Curl resulting in a potential field

Question

Can we find a vector field $\mathbf{A}$ such that

$\nabla\times\mathbf{A}=q\nabla p$ ,

where $q,p$ scalar functions of the position?

Answer 1

For arbitrary $p$ and $q$ this equation may not have a solution. Taking the divergence in both sides of the equation we see that a necessary condition for the equation to have a solution is that $\vec\nabla\cdot(q\vec\nabla p)=0$, or equivalently that $q\vec\nabla p=\vec\nabla\times\vec B$ for some vector field $\vec B$ (function of the position). In that case any solution to $\vec\nabla\times\vec A = \vec B+\vec\nabla\Phi$, with $\Phi$ some scalar field (and there are always solutions to this equation) will solve your equation.

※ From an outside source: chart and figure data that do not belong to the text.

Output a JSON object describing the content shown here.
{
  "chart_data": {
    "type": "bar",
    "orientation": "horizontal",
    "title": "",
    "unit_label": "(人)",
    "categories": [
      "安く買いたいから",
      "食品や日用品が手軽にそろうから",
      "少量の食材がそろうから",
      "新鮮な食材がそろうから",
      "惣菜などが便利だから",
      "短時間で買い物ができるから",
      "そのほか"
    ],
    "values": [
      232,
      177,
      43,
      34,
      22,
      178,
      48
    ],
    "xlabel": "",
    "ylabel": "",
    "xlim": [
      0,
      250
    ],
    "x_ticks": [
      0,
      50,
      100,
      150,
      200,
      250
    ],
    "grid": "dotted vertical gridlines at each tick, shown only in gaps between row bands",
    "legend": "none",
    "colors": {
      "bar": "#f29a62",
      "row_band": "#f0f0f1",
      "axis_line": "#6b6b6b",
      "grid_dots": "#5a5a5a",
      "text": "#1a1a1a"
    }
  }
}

One only needs to find $\Phi$ so this equation is compatible, which requires that $\vec\nabla\cdot(\vec\nabla\times \vec A) =\vec\nabla\cdot \vec B + \nabla^2\Phi=0$. Solving this Poisson equation to find $\Phi$ ($\nabla^2\Phi=-\vec\nabla\cdot \vec B$), and inserting in $\vec\nabla\times\vec A = \vec B+\vec\nabla\Phi$ will give a solution of your original problem.

Answer 2

The answer is in general, "No!"

For if

$\nabla \times \mathbf A = q \nabla p, \tag 1$

then, since the divergence of a curl always vanishes, (1) implies

$\nabla \cdot (q \nabla p) = \nabla \cdot (\nabla \times \mathbf A) = 0; \tag 2$

also,

$\nabla \cdot (q \nabla p) = \nabla q \cdot \nabla p + q \nabla^2 p; \tag 3$

thus a necessary condition for (1) to hold is that $p$ and $q$ together obey the equation

$q\nabla^2 p + \nabla q \cdot \nabla p = 0, \tag 4$

which is clearly not the case for arbitrary $p$ and $q$.